組み立て方は覚えているかなとはじめは心配でしたが、袋から出したら勝手に手が動いてスムーズに組み上がっちゃいました。カヤックの素材や骨組みの構造がシンプルで、これぞまさにフジタ艇の機能美です。

釧路川上流

ところでファルトボートに初めて出会ったのは20代中頃でしたが、利根川などで何度も練習して自信をつけた後、釧路川を何日もかけて川下りしました。野田知佑さんの「日本の川を旅する」の影響が大きかったようです。昭和63年だったか8月下旬の夏休み、1週間くらいの日程でした。新潟からフェリーで小樽へ。鉄道とバスで屈斜路湖畔のキャンプ場へ向かう予定だったのですが、たしか豪雨のためにJR石北本線の鉄橋が流されて、仕方なく千歳空港から飛行機で女満別に向かって屈斜路湖畔のキャンプ場に辿り着くまで大変だったことを微かな断片として思い出すことが出来ます。

釧路川

8月25日と26日、屈斜路湖畔のキャンプ場で2泊。27日いよいよ湖から流れ出す釧路川へ。

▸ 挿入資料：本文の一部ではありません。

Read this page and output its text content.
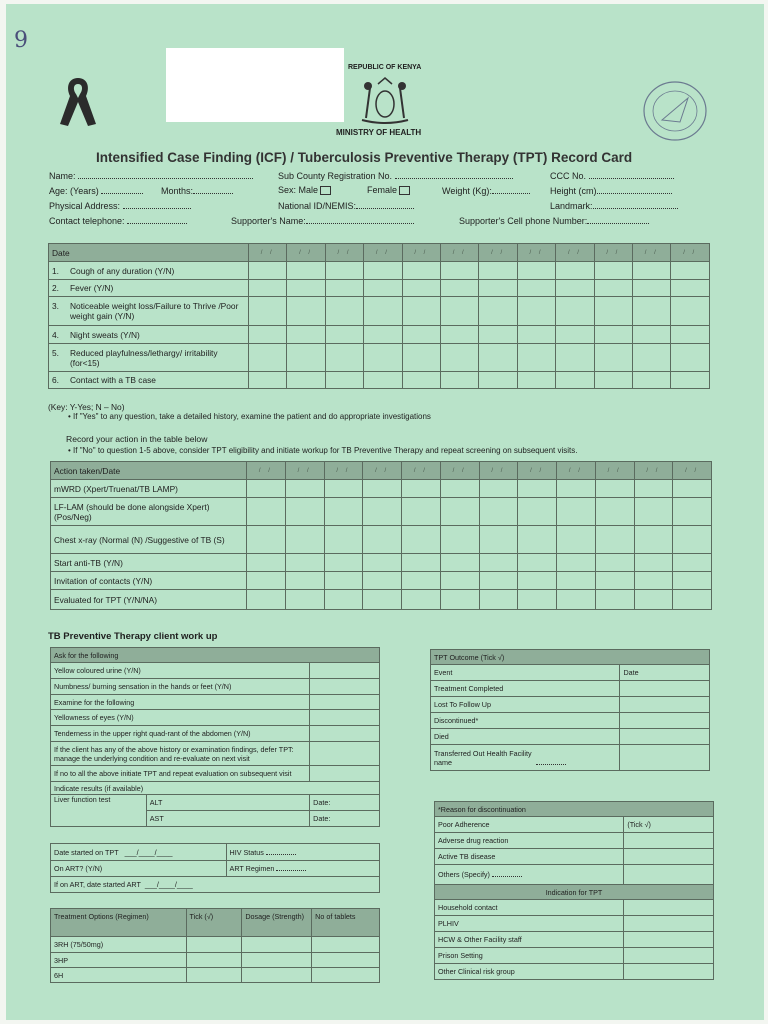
9
REPUBLIC OF KENYA
MINISTRY OF HEALTH
Intensified Case Finding (ICF) / Tuberculosis Preventive Therapy (TPT) Record Card
Name:	Sub County Registration No.	CCC No.
Age: (Years)	Months:	Sex: Male	Female	Weight (Kg):	Height (cm)
Physical Address:	National ID/NEMIS:	Landmark:
Contact telephone:	Supporter's Name:	Supporter's Cell phone Number:
Date	/ /	/ /	/ /	/ /	/ /	/ /	/ /	/ /	/ /	/ /	/ /	/ /
1. Cough of any duration (Y/N)												
2. Fever (Y/N)												
3. Noticeable weight loss/Failure to Thrive /Poor weight gain (Y/N)												
4. Night sweats (Y/N)												
5. Reduced playfulness/lethargy/ irritability (for<15)												
6. Contact with a TB case												
(Key: Y-Yes; N – No)
• If "Yes" to any question, take a detailed history, examine the patient and do appropriate investigations
Record your action in the table below
• If "No" to question 1-5 above, consider TPT eligibility and initiate workup for TB Preventive Therapy and repeat screening on subsequent visits.
Action taken/Date	/ /	/ /	/ /	/ /	/ /	/ /	/ /	/ /	/ /	/ /	/ /	/ /
mWRD (Xpert/Truenat/TB LAMP)												
LF-LAM (should be done alongside Xpert) (Pos/Neg)												
Chest x-ray (Normal (N) /Suggestive of TB (S)												
Start anti-TB (Y/N)												
Invitation of contacts (Y/N)												
Evaluated for TPT (Y/N/NA)												
TB Preventive Therapy client work up
Ask for the following		
Yellow coloured urine (Y/N)		
Numbness/ burning sensation in the hands or feet (Y/N)		
Examine for the following		
Yellowness of eyes (Y/N)		
Tenderness in the upper right quad-rant of the abdomen (Y/N)		
If the client has any of the above history or examination findings, defer TPT: manage the underlying condition and re-evaluate on next visit		
If no to all the above initiate TPT and repeat evaluation on subsequent visit		
Indicate results (if available)		
Liver function test	ALT	Date:
	AST	Date:
Date started on TPT ___/____/____	HIV Status
On ART? (Y/N)	ART Regimen
If on ART, date started ART ___/____/____	
Treatment Options (Regimen)	Tick (√)	Dosage (Strength)	No of tablets
3RH (75/50mg)			
3HP			
6H			
TPT Outcome (Tick √)	
Event	Date
Treatment Completed	
Lost To Follow Up	
Discontinued*	
Died	
Transferred Out Health Facility name	
*Reason for discontinuation	
Poor Adherence	(Tick √)
Adverse drug reaction	
Active TB disease	
Others (Specify)	
Indication for TPT	
Household contact	
PLHIV	
HCW & Other Facility staff	
Prison Setting	
Other Clinical risk group	
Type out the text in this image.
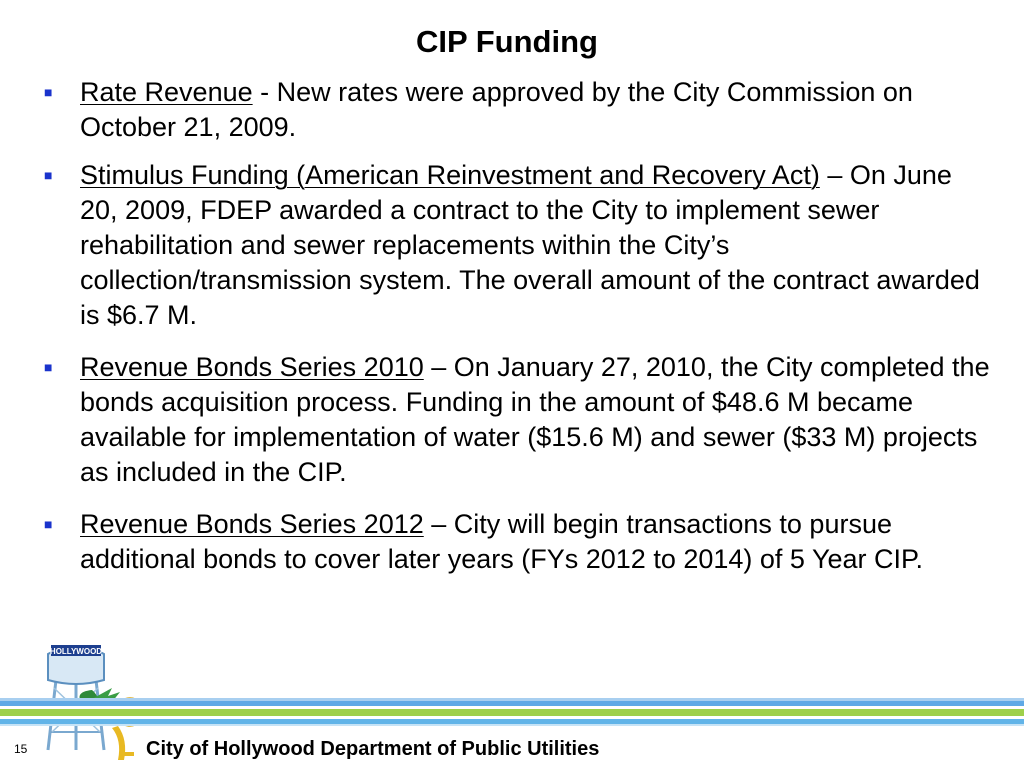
CIP Funding
HOLLYWOOD
■ Rate Revenue - New rates were approved by the City Commission on October 21, 2009.
■ Stimulus Funding (American Reinvestment and Recovery Act) – On June 20, 2009, FDEP awarded a contract to the City to implement sewer rehabilitation and sewer replacements within the City’s collection/transmission system. The overall amount of the contract awarded is $6.7 M.
■ Revenue Bonds Series 2010 – On January 27, 2010, the City completed the bonds acquisition process. Funding in the amount of $48.6 M became available for implementation of water ($15.6 M) and sewer ($33 M) projects as included in the CIP.
■ Revenue Bonds Series 2012 – City will begin transactions to pursue additional bonds to cover later years (FYs 2012 to 2014) of 5 Year CIP.
15	City of Hollywood Department of Public Utilities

森の中を蛇行する釧路川上流のロケーションは感動の連続でした。そういえば倒木に阻まれて危機一髪で難を逃れたっけ。そして弟子屈の外れで3泊目。28日は天気悪くて雨にやられたような。弟子屈から磯分内、標茶と順調に下り、いよいよ釧路湿原に突入。蛇行した川の流れの中で塘路湖への支流を遡ってここで2泊。天気が良くなかったので丸一日沈滞したようですが、この時のこともあまりよく覚えていません。そして30日朝は天気回復、順調にゴールの釧路市を目指します。鳥取橋午前11時45分と地図にメモ書きがありました。